Coupled precipitation and plasticity module:

The outstanding strength to weight ratio of age hardenable Al alloys depends upon the formation of nanoscale precipitates in Al matrix via the decomposition of super saturated solid solution (SSSS). In the traditional processing chain of Al alloys, decomposition of SSSS takes place via thermally activated diffusion process which facilitates migration and aggregation of solute atoms, which in turn results in the three well known stages of nucleation, growth and coarsening of precipitates.

However, in the ever-changing modern world, unconventional processing routes are being continuously explored. This presents us with new challenges and questions our understanding of the material behaviour. One such challenge is to understand the correlation between precipitation and plasticity. This is a complex topic in the sense that results are drastically different depending on whether plastic deformation was applied before, after or during the precipitation process. A myriad of mechanisms such as precipitate nucleation on dislocations, accelerated growth and coarsening kinetics due to dislocation mediated pipe diffusion, dissolution of precipitates and accelerated precipitation kinetics due to deformation induced vacancies have been observed whenever the two regimes have overlapped. As a result, this has posed a formidable challenge to material scientists, especially in the last decade where there has been a tremendous push to accelerate research on light alloys to cater to the global call for reducing carbon emission.

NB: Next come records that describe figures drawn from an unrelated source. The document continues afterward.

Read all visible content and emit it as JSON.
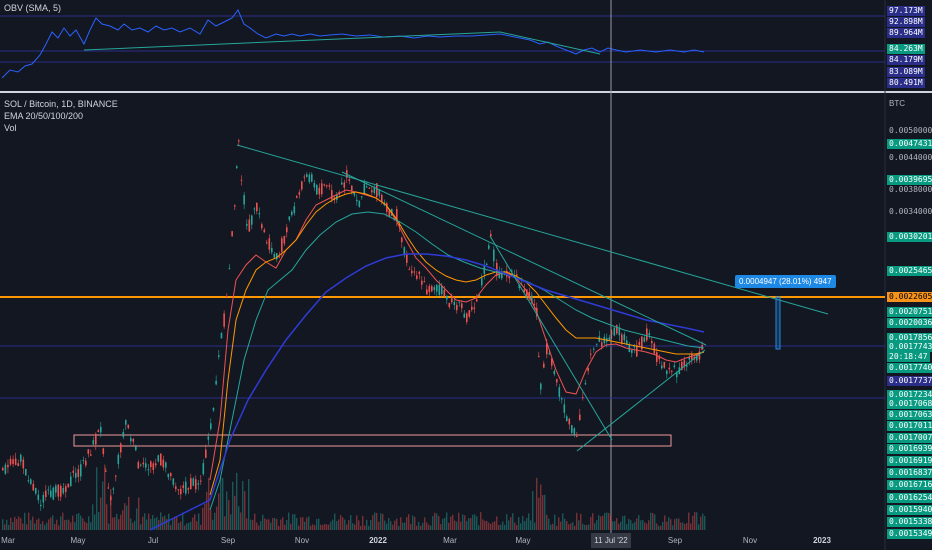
{
  "obv_pane": {
    "title": "OBV (SMA, 5)",
    "levels": [
      {
        "text": "97.173M",
        "style": "navy"
      },
      {
        "text": "92.898M",
        "style": "navy"
      },
      {
        "text": "89.964M",
        "style": "navy"
      },
      {
        "text": "84.263M",
        "style": "teal"
      },
      {
        "text": "84.179M",
        "style": "navy"
      },
      {
        "text": "83.089M",
        "style": "navy"
      },
      {
        "text": "80.491M",
        "style": "navy"
      }
    ]
  },
  "main_pane": {
    "symbol": "SOL / Bitcoin, 1D, BINANCE",
    "indicator_1": "EMA 20/50/100/200",
    "indicator_2": "Vol",
    "currency": "BTC",
    "price_labels": [
      {
        "text": "0.0050000",
        "style": "plain"
      },
      {
        "text": "0.0047431",
        "style": "teal"
      },
      {
        "text": "0.0044000",
        "style": "plain"
      },
      {
        "text": "0.0039695",
        "style": "teal"
      },
      {
        "text": "0.0038000",
        "style": "plain"
      },
      {
        "text": "0.0034000",
        "style": "plain"
      },
      {
        "text": "0.0030201",
        "style": "teal"
      },
      {
        "text": "0.0025465",
        "style": "teal"
      },
      {
        "text": "0.0022605",
        "style": "orange"
      },
      {
        "text": "0.0020751",
        "style": "teal"
      },
      {
        "text": "0.0020036",
        "style": "teal"
      },
      {
        "text": "0.0017856",
        "style": "teal"
      },
      {
        "text": "0.0017743",
        "style": "teal"
      },
      {
        "text": "20:18:47",
        "style": "teal"
      },
      {
        "text": "0.0017740",
        "style": "teal"
      },
      {
        "text": "0.0017737",
        "style": "navy"
      },
      {
        "text": "0.0017234",
        "style": "teal"
      },
      {
        "text": "0.0017068",
        "style": "teal"
      },
      {
        "text": "0.0017063",
        "style": "teal"
      },
      {
        "text": "0.0017011",
        "style": "teal"
      },
      {
        "text": "0.0017007",
        "style": "teal"
      },
      {
        "text": "0.0016939",
        "style": "teal"
      },
      {
        "text": "0.0016919",
        "style": "teal"
      },
      {
        "text": "0.0016837",
        "style": "teal"
      },
      {
        "text": "0.0016716",
        "style": "teal"
      },
      {
        "text": "0.0016254",
        "style": "teal"
      },
      {
        "text": "0.0015940",
        "style": "teal"
      },
      {
        "text": "0.0015338",
        "style": "teal"
      },
      {
        "text": "0.0015349",
        "style": "teal"
      }
    ],
    "measure_label": "0.0004947 (28.01%) 4947"
  },
  "time_axis": {
    "ticks": [
      {
        "text": "Mar",
        "bold": false
      },
      {
        "text": "May",
        "bold": false
      },
      {
        "text": "Jul",
        "bold": false
      },
      {
        "text": "Sep",
        "bold": false
      },
      {
        "text": "Nov",
        "bold": false
      },
      {
        "text": "2022",
        "bold": true
      },
      {
        "text": "Mar",
        "bold": false
      },
      {
        "text": "May",
        "bold": false
      },
      {
        "text": "Sep",
        "bold": false
      },
      {
        "text": "Nov",
        "bold": false
      },
      {
        "text": "2023",
        "bold": true
      }
    ],
    "crosshair_date": "11 Jul '22"
  },
  "colors": {
    "background": "#131722",
    "teal": "#26a69a",
    "red": "#ef5350",
    "orange": "#ff9800",
    "navy": "#2a2e88",
    "obv_line": "#2962ff"
  }
}
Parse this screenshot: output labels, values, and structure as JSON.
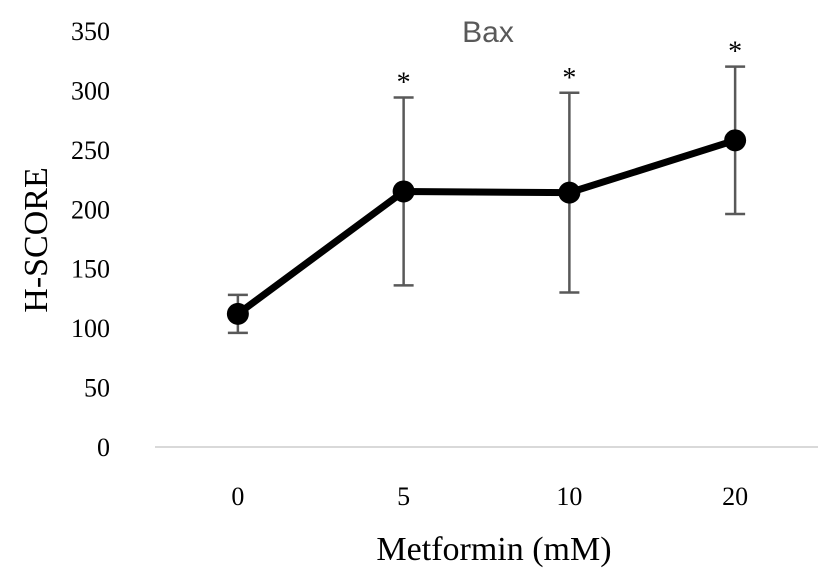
{
  "chart_data": {
    "type": "line",
    "title": "Bax",
    "xlabel": "Metformin (mM)",
    "ylabel": "H-SCORE",
    "categories": [
      "0",
      "5",
      "10",
      "20"
    ],
    "series": [
      {
        "values": [
          112,
          215,
          214,
          258
        ],
        "error": [
          16,
          79,
          84,
          62
        ],
        "significance": [
          "",
          "*",
          "*",
          "*"
        ]
      }
    ],
    "yticks": [
      "0",
      "50",
      "100",
      "150",
      "200",
      "250",
      "300",
      "350"
    ],
    "ylim": [
      0,
      350
    ],
    "grid": false,
    "legend": "none",
    "colors": {
      "line": "#000000",
      "errorbar": "#595959",
      "axis": "#d9d9d9",
      "title": "#595959"
    }
  }
}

Therefore, we at the Experimental and Computational Materials Mechanics lab would like to challenge ourselves to declutter the precipitation-plasticity module by performing systematic experiments followed by extensive microstructural characterisation and numerical modelling in the Kampmann-Wagner framework. In a broad sense, the focus of this theme would be to first understand and then fine tune the interaction between precipitation and plasticity to achieve superior mechanical properties.

Projects: 

  1. The role of monotonic and non-monotonic strain paths on the evolution of deformation induced vacancies and its role on precipitation process.
  2. Development of a physics-based model to predict precipitate induced anisotropy in flow stress and work hardening along different strain paths.
  3. Exploring the role of interrupted quenching on natural ageing behaviour and its subsequent influence on formability and paint bake response.